Тот со странным выражением на лице провожал взглядом конный отряд.
– И произошел раскол, – закончил Егор.
Он бросил монету и поднялся.
– Я бы сказал, что этим все и закончилось. Куда, ведь я еще не доел, – воскликнул Фома.
Но Егор, не обращая на него внимания, быстро пошел, так широко шагая, что Фома вынужден, был бежать за ним мелкой трусцой, поддерживая рясу, задыхаясь и жалуясь:
– Ну что ты делаешь, куда ты несешься, я же токмо, что поел. Нельзя же давать такую встряску организму после обеда. Да стой ты, нехристь, черт нерусский.
Отряд, который преследовал Егор, остановился у ворот какого-то дома. Ворота открылись, и вся кавалькада въехала во двор.
– Что в этом доме находится? – спросил Егор у запыхавшегося монаха.
– Больница, наверное – тяжело дыша, сказал Фома. – Не видишь разве болящий с крестом в изголовье и светильником в ногах над воротами. Что ты сюда прибежал, оглашенный?
– Как чего, может, я полечиться хочу. Здесь же, наверное, всех лечат. А почему это ты меня нерусским обозвал? А?
– Да потому что ты некрещеный.
– Значит, по-твоему, если человек живет на Руси, но при этом не христианин – значит он нерусский.
– Конечно.
Егор сложил кулак в огромный кукиш и сунул его миссионеру под нос.
– А это видел? Вы можете себе новую веру, хоть каждый год принимать, – это ваше личное дело, но название народа не присваивайте. Понял? Хоть в бесов человек верит. Но если живет на Руси, значит, он наш, русский. Понял?

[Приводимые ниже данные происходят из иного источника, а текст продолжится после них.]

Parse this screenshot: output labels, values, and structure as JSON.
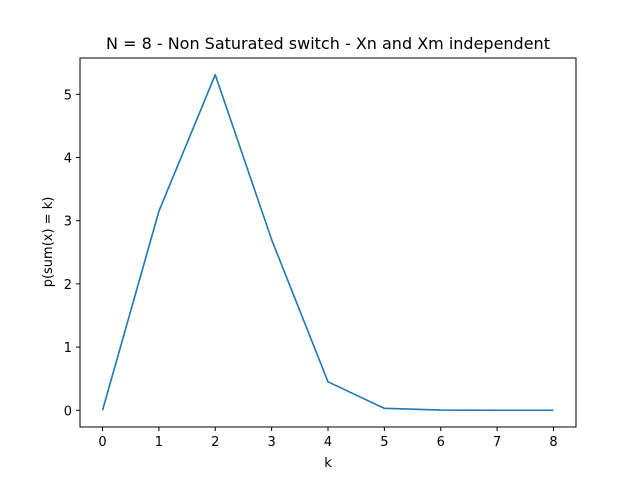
{
  "chart_data": {
    "type": "line",
    "title": "N = 8 - Non Saturated switch - Xn and Xm independent",
    "xlabel": "k",
    "ylabel": "p(sum(x) = k)",
    "x": [
      0,
      1,
      2,
      3,
      4,
      5,
      6,
      7,
      8
    ],
    "series": [
      {
        "values": [
          0.0,
          3.15,
          5.31,
          2.7,
          0.45,
          0.03,
          0.003,
          0.0,
          0.0
        ]
      }
    ],
    "xlim": [
      -0.4,
      8.4
    ],
    "ylim": [
      -0.265,
      5.575
    ],
    "xticks": [
      0,
      1,
      2,
      3,
      4,
      5,
      6,
      7,
      8
    ],
    "yticks": [
      0,
      1,
      2,
      3,
      4,
      5
    ],
    "grid": false,
    "legend": "none",
    "line_color": "#1f77b4"
  }
}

Монах уворачивался от кукиша, но тот везде его настигал его.
– И вообще, – разжав наконец руку, сказал Егор, – что ты за мной побежал. Ты уже в Иерусалиме. Мы стоим перед храмом, который тебе был нужен. Иди, выполняй свою миссию, ищи настоятеля, проси придел для православной церкви.

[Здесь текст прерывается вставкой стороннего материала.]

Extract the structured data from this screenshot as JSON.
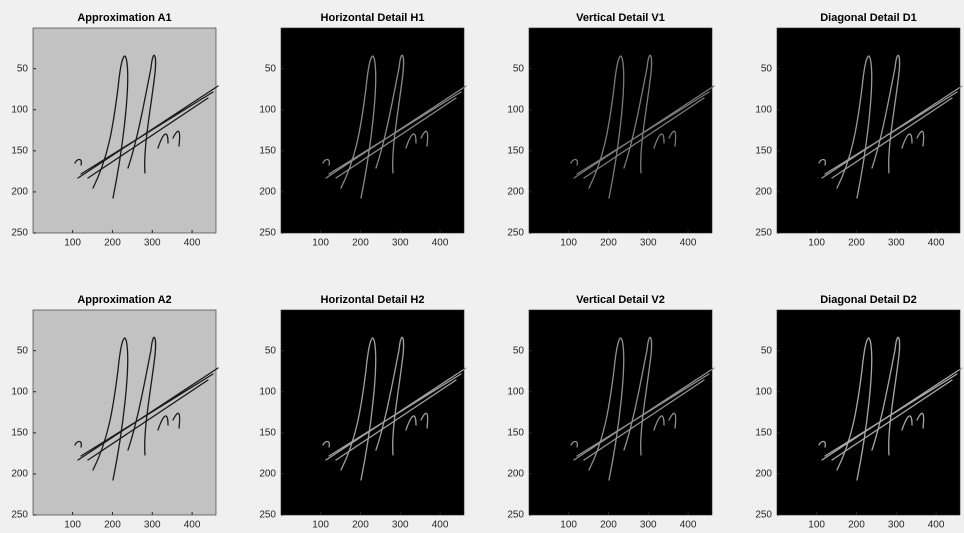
{
  "panels": [
    {
      "title": "Approximation A1",
      "background": "#c2c2c2",
      "stroke": "#1a1a1a",
      "xlim": [
        0.5,
        460
      ],
      "ylim": [
        0.5,
        250
      ],
      "xticks": [
        100,
        200,
        300,
        400
      ],
      "yticks": [
        50,
        100,
        150,
        200,
        250
      ]
    },
    {
      "title": "Horizontal Detail H1",
      "background": "#000000",
      "stroke": "#8a8a8a",
      "xlim": [
        0.5,
        460
      ],
      "ylim": [
        0.5,
        250
      ],
      "xticks": [
        100,
        200,
        300,
        400
      ],
      "yticks": [
        50,
        100,
        150,
        200,
        250
      ]
    },
    {
      "title": "Vertical Detail V1",
      "background": "#000000",
      "stroke": "#7a7a7a",
      "xlim": [
        0.5,
        460
      ],
      "ylim": [
        0.5,
        250
      ],
      "xticks": [
        100,
        200,
        300,
        400
      ],
      "yticks": [
        50,
        100,
        150,
        200,
        250
      ]
    },
    {
      "title": "Diagonal Detail D1",
      "background": "#000000",
      "stroke": "#9a9a9a",
      "xlim": [
        0.5,
        460
      ],
      "ylim": [
        0.5,
        250
      ],
      "xticks": [
        100,
        200,
        300,
        400
      ],
      "yticks": [
        50,
        100,
        150,
        200,
        250
      ]
    },
    {
      "title": "Approximation A2",
      "background": "#c2c2c2",
      "stroke": "#1a1a1a",
      "xlim": [
        0.5,
        460
      ],
      "ylim": [
        0.5,
        250
      ],
      "xticks": [
        100,
        200,
        300,
        400
      ],
      "yticks": [
        50,
        100,
        150,
        200,
        250
      ]
    },
    {
      "title": "Horizontal Detail H2",
      "background": "#000000",
      "stroke": "#a0a0a0",
      "xlim": [
        0.5,
        460
      ],
      "ylim": [
        0.5,
        250
      ],
      "xticks": [
        100,
        200,
        300,
        400
      ],
      "yticks": [
        50,
        100,
        150,
        200,
        250
      ]
    },
    {
      "title": "Vertical Detail V2",
      "background": "#000000",
      "stroke": "#909090",
      "xlim": [
        0.5,
        460
      ],
      "ylim": [
        0.5,
        250
      ],
      "xticks": [
        100,
        200,
        300,
        400
      ],
      "yticks": [
        50,
        100,
        150,
        200,
        250
      ]
    },
    {
      "title": "Diagonal Detail D2",
      "background": "#000000",
      "stroke": "#a8a8a8",
      "xlim": [
        0.5,
        460
      ],
      "ylim": [
        0.5,
        250
      ],
      "xticks": [
        100,
        200,
        300,
        400
      ],
      "yticks": [
        50,
        100,
        150,
        200,
        250
      ]
    }
  ]
}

– Я же выпил, – виновато сказал Фома, – не могу же я идти в храм в таком состоянии. Неудобно.
– А бегать за мной и обзывать меня нерусским тебе удобно?
– Ладно, извини, просто так хорошо сидели, выпивали, закусывали и вдруг, бросай все и беги, очертя голову. Весь обед насмарку. Вон меня уже подташнивает.
– Ничего, авось, не вытошнит, – бросил Егор.
Он отошел к противоположному дому и сел возле него на корточки, на манер азербайджанской шпаны. Монах, недолго думая, последовал его примеру.
– Чего мы ждем? – наконец не выдержав долгого молчания, спросил Фома.